Efficient and scalable atmospheric dynamics simulations using non-conforming meshes
Giuseppe Orlando, Tommaso Benacchio, Luca Bonaventura
TL;DR
The paper addresses the challenge of fast, scalable atmospheric simulations with multi-scale dynamics by employing a $h$-adaptive Discontinuous Galerkin (DG) discretization and an IMEX-RK time integrator, tailored for low Mach number flows ($M$) and Froude number $Fr$. It demonstrates that non-conforming refinement around orography yields comparable accuracy to uniform meshes while reducing computational cost, thanks to data-locality and matrix-free implementation in the deal.II framework. The results show substantial wall-clock savings (approximately a 93% reduction) and favorable strong scaling up to thousands of cores on EuroHPC hardware, with shared-node effects and solver components identified as key factors for future improvement.

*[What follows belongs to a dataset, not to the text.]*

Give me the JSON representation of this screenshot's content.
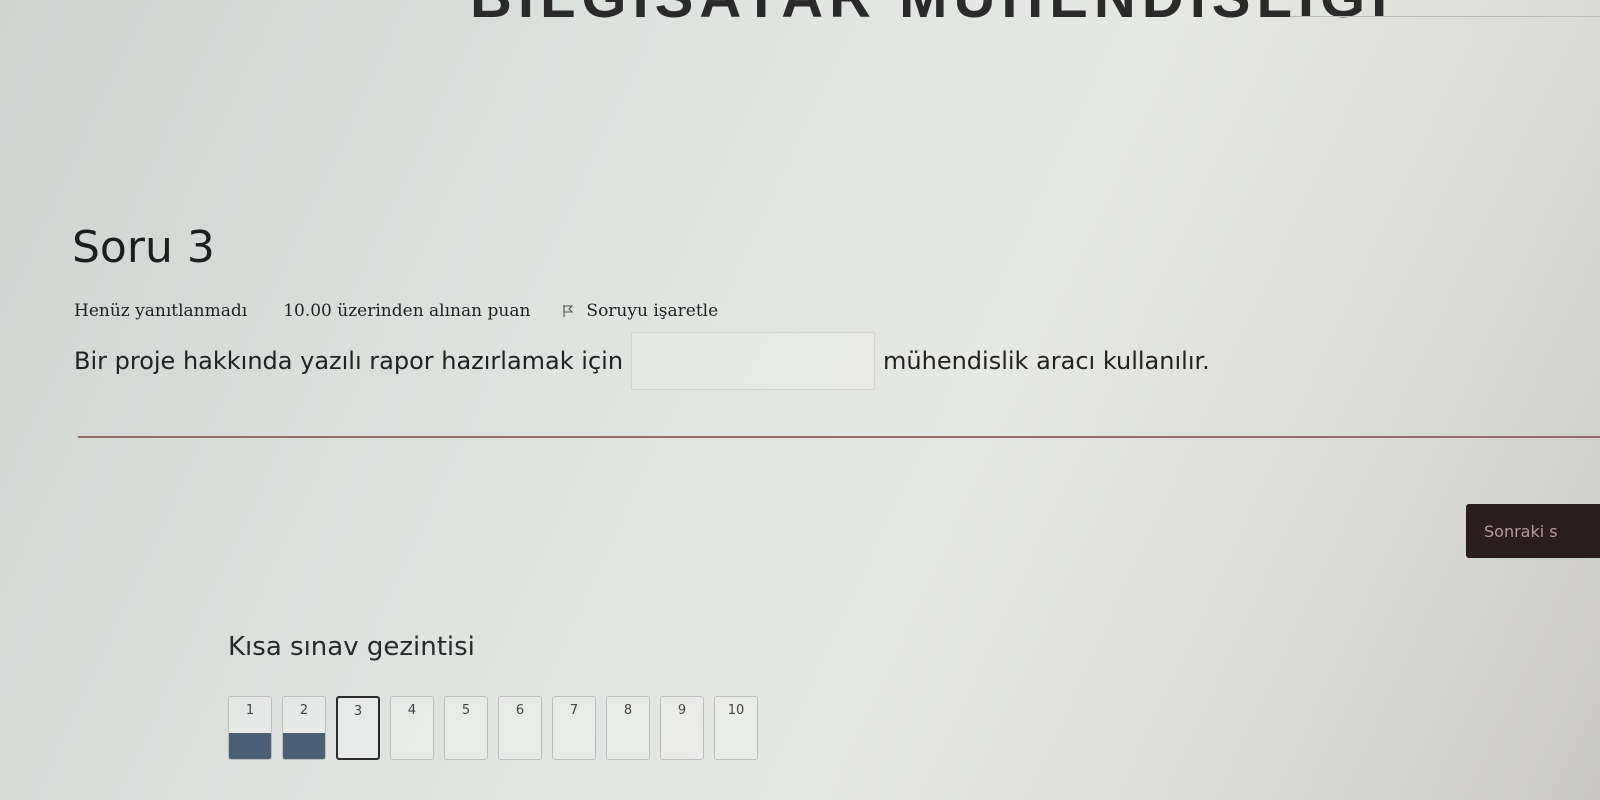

The work supports advancing toward operational numerical weather prediction with adaptive, high-order methods, and outlines extensions to moist physics and spherical geometries.
Abstract
We present the massively parallel performance of a $h$-adaptive solver for atmosphere dynamics that allows for non-conforming mesh refinement. The numerical method is based on a Discontinuous Galerkin (DG) spatial discretization, highly scalable thanks to its data locality properties, and on a second order Implicit-Explicit Runge-Kutta (IMEX-RK) method for time discretization, particularly well suited for low Mach number flows. Simulations with non-conforming meshes for flows over orography can increase the accuracy of the local flow description without affecting the larger scales, which can be solved on coarser meshes. We show that the local refining procedure has no significant impact on the parallel performance and, therefore, both efficiency and scalability can be achieved in this framework.